What I have is the following 'formula' : < +2 or -3 > (for example).
One can 'add 2 to' or 'substract 3 from' a starting digit recursively to form a next digit and add that digit to the the output. Then you can use the new digit for the next iteration.
So when the start digit is 1, that will be added tot the empty output, so the output will then be '1', then the only posibility is to add 2 to 1, so the next digit is 3, which will be added to the output, making the output '13' from here, the next posibility is again an add action, so the next digit will be 5, and the output will be '135', after this moment there are 2 possibilities, to add again so the next digit will be 7, another way is to substract 3 so the next digit will be 2, so the output can be '1357' or it can be '1352', etc.

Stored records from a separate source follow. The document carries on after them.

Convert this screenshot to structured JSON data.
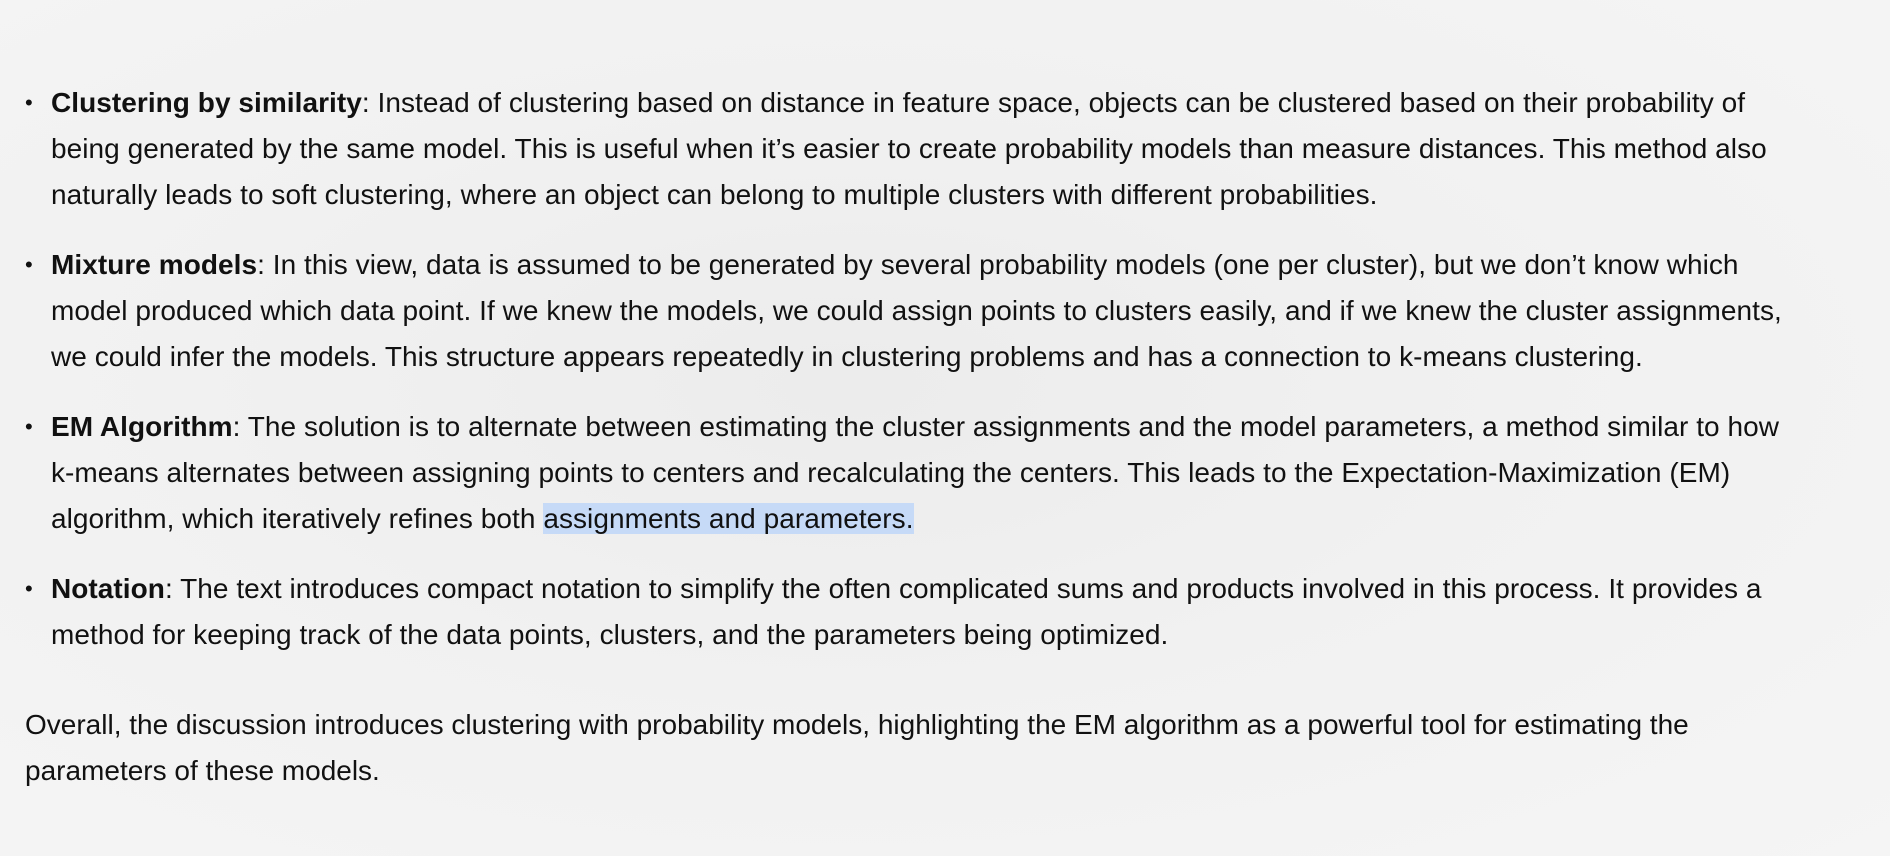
{
  "bullets": [
    {
      "term": "Clustering by similarity",
      "separator": ": ",
      "text": "Instead of clustering based on distance in feature space, objects can be clustered based on their probability of being generated by the same model. This is useful when it’s easier to create probability models than measure distances. This method also naturally leads to soft clustering, where an object can belong to multiple clusters with different probabilities."
    },
    {
      "term": "Mixture models",
      "separator": ": ",
      "text": "In this view, data is assumed to be generated by several probability models (one per cluster), but we don’t know which model produced which data point. If we knew the models, we could assign points to clusters easily, and if we knew the cluster assignments, we could infer the models. This structure appears repeatedly in clustering problems and has a connection to k-means clustering."
    },
    {
      "term": "EM Algorithm",
      "separator": ": ",
      "text_before_highlight": "The solution is to alternate between estimating the cluster assignments and the model parameters, a method similar to how k-means alternates between assigning points to centers and recalculating the centers. This leads to the Expectation-Maximization (EM) algorithm, which iteratively refines both ",
      "highlighted_text": "assignments and parameters."
    },
    {
      "term": "Notation",
      "separator": ": ",
      "text": "The text introduces compact notation to simplify the often complicated sums and products involved in this process. It provides a method for keeping track of the data points, clusters, and the parameters being optimized."
    }
  ],
  "summary": "Overall, the discussion introduces clustering with probability models, highlighting the EM algorithm as a powerful tool for estimating the parameters of these models.",
  "colors": {
    "selection_highlight": "#c6daf7",
    "text": "#111111",
    "background": "#f3f3f3"
  }
}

The restrictions are not so complicated, one can only use the digits 1 to 9, and one can never reach the same digit within the same solution.
What I want to find is all possible combinations with a certain starting digit.
To find the first combination I add 2 to the previous digit as long as possible, and then try to substract 3, going back to adding 2, with the restriction that you can not use the same digit again, it gives:
1 + 3 + 5 + 7 + 9 + 6 + 8 -> (4 times add 2, 1 time substract 3, and 1 time add 2)
But the second (starting with an 1) will be:
1 + 3 + 5 + 7 + 4 + 6 + 8 -> (3x +2, 1x -3, and 2x +2)
and the third solution will be
1 + 3 + 5 + 2 + 4 + 6 + 8 -> (2x +2, 1x -3, and 3x +2)
so I find 3 solutions, all with a length of 7, doing this with only my brains :
'1357968', '1357468', '1352468'
As far as I see, there are 3 possibilities when starting with a 1.
I am researching a solution to find all posibilities with a start - digit.
The version starting with an 1 is easy to do with only a pen and paper, but other starting digits can be a bit more difficult.
My question is if there is some theory about this kind of 'formula's' or a research area, can someone get me some information to help me to develop an algoritm ?
Here a proposal in Python, what you name formula is given as a list of numbers ( (2, -3] in your case) :
# current : is a try on going
# deltas : contains the list of possible numbers to add
# return the possibilities as a list of int
def search(current : int, deltas):
unchanged = True # to know if an other digit was added or not
result = []
for delta in deltas:
x = current % 10 + delta
if (1 <= x <= 9) and not str(x) in str(current):
unchanged = False
result += search(current * 10 + x, deltas)
if unchanged:
result.append(current)
return result
Having that it is possible to compute all cases, so with the first digit from 1 to 9 :
for d in range(1,10):
print(d, " -> ", search(d, [2, -3]))
and that produces :
1 -> [1357968, 1357468, 1352468]
2 -> [2468579, 2463579, 241357968]
3 -> [357968, 357468, 35741, 352468, 35241]
4 -> [468579, 46852, 463579, 46352, 41357968, 41352]
5 -> [57968, 57963, 57468, 57463, 57413, 52468, 52463, 52413]
6 -> [68579, 6857413, 6852413, 63579, 635741, 635241]
7 -> [796852413, 79635241, 746852, 746352, 741352]
8 -> [857963, 857463, 857413, 852463, 852413]
9 -> [96857413, 96852413, 9635741, 9635241]
That proposal works on int, perhaps you prefer working with string because in your question you give result as string :
# current : is a try on going as str
# deltas : contains the list of possible numbers to add
# return the possibilities as a list of str
def search(current : str, deltas):
unchanged = True # to know if an other digit was added or not
result = []
for delta in deltas:
x = chr(ord(current[-1]) + delta)
if ('1' <= x <= '9') and not x in current:
unchanged = False
result += search(current + x, deltas)
if unchanged:
result.append(current)
return result
# compute all cases
for d in range(1,10):
print(d, " -> ", search(str(d), [2, -3]))
printing
1 -> ['1357968', '1357468', '1352468']
2 -> ['2468579', '2463579', '241357968']
3 -> ['357968', '357468', '35741', '352468', '35241']
4 -> ['468579', '46852', '463579', '46352', '41357968', '41352']
5 -> ['57968', '57963', '57468', '57463', '57413', '52468', '52463', '52413']
6 -> ['68579', '6857413', '6852413', '63579', '635741', '635241']
7 -> ['796852413', '79635241', '746852', '746352', '741352']
8 -> ['857963', '857463', '857413', '852463', '852413']
9 -> ['96857413', '96852413', '9635741', '9635241']
To refer to a comment I did two days ago, if you forget the details associated to these implementations in Python I am pretty sure you find the algorithm you executed in your head to give the results when starting with 1. It tries all possibilities, this is the brutal force, and this is not a problem because there are few cases.